The camp was severely battered by heavy rainfall in the first few days.Car loads of womyn were washed to the nearest laundromat and then back into the few crowded dry tents. Others went further to warm beds in Melbourne. I ended up with a group of womyn, none of whom I'd met before, in a vandalized shack a couple of miles from the drenched campsite. We cleaned the shack and lit the fire and it became our shelter during the wettest weather. Other womyn visited and together we removed the walls' violent and predominately anti-womyn graffitti, painting instead our own multi-colored pictures. I talked and listened, sang, slept and finally back amongst tents came down with a strange virus which threw me into 'sleeping bag' despite copious amounts of camomile and peppermint tea.
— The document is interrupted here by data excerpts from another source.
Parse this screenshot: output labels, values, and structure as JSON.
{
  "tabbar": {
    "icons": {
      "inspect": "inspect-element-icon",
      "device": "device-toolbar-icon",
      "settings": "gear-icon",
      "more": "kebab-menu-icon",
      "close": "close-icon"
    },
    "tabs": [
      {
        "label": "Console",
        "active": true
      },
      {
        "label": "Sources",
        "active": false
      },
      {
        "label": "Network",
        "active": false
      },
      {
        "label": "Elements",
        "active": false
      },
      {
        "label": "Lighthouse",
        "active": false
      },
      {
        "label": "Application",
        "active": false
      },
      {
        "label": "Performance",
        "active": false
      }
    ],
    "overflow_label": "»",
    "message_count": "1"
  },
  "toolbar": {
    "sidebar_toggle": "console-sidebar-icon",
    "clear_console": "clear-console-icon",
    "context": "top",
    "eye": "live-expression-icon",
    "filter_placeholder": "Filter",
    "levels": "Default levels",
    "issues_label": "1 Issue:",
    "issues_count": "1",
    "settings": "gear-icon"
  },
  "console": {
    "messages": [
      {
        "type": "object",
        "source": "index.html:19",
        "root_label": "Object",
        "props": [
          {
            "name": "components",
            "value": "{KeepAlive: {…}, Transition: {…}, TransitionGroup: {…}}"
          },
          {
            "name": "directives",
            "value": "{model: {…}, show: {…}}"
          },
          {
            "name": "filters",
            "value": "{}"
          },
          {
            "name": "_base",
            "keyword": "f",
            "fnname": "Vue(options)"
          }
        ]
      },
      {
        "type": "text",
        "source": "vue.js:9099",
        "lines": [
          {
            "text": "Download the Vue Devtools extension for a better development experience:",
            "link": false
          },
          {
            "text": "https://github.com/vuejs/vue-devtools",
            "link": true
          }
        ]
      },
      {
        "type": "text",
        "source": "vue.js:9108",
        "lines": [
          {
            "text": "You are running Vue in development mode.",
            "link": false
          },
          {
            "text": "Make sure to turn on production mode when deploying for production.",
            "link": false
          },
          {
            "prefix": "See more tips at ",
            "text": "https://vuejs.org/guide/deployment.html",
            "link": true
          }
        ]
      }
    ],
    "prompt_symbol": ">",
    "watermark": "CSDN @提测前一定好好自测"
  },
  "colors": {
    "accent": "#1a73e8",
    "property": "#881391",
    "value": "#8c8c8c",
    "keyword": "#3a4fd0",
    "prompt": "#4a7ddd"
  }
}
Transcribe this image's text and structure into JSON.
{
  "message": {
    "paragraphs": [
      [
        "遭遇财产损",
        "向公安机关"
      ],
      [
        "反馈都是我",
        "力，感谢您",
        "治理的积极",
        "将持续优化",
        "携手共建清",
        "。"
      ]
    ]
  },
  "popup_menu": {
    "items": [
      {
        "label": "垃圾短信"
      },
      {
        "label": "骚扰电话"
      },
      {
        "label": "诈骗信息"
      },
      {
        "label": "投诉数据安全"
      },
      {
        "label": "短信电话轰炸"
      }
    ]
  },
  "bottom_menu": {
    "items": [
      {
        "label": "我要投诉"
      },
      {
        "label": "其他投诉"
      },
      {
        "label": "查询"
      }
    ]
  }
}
What did we talk about? Anarchism, organisation and group dynamics; Anarchism, feminism and anarcho-ferninism; class, work place and lifestyle; addiction and co-addiction; paedophilia and incest; separatism; police protection and bashings; street theatre; feminism Anarchism and ecology; centralisation; spirituality;motherhood, children and education; affinity groups; Government funding; peace bike ride; womyn's refuges; squatting; how we each live; Anarcho- syndicalism and the ASF; networking; racism; direct action strategies; WFS peace camps; co-operatives and apathy; monogamy, polygamy and sexuality; prison; the 1975 Anarcho-Feminist Conference; the AACC, the 1987 Anarchica Conference; the camp's aims, direction and organisation, etc, etc.The list is in many ways meaningless. We talked a lot yet not enough about many things.The topics were important but the unusually high number of clear, demanding, active womyn prepared to argue with and listen to each other was exhilarating. As was the ease with which the children established their right to find their own friends - most of whom were adults, having a great time.

I wanted more time, better weather and a bus load of unknown womyn from Sydney to arrive spontaneously - they didn't. The camp was attended by Melbourne and Canberra womyn plus 2 womyn from Sydney. So much for the Australian centre of Anarchist bookshops. Why were there so few womyn from Sydney at the camp?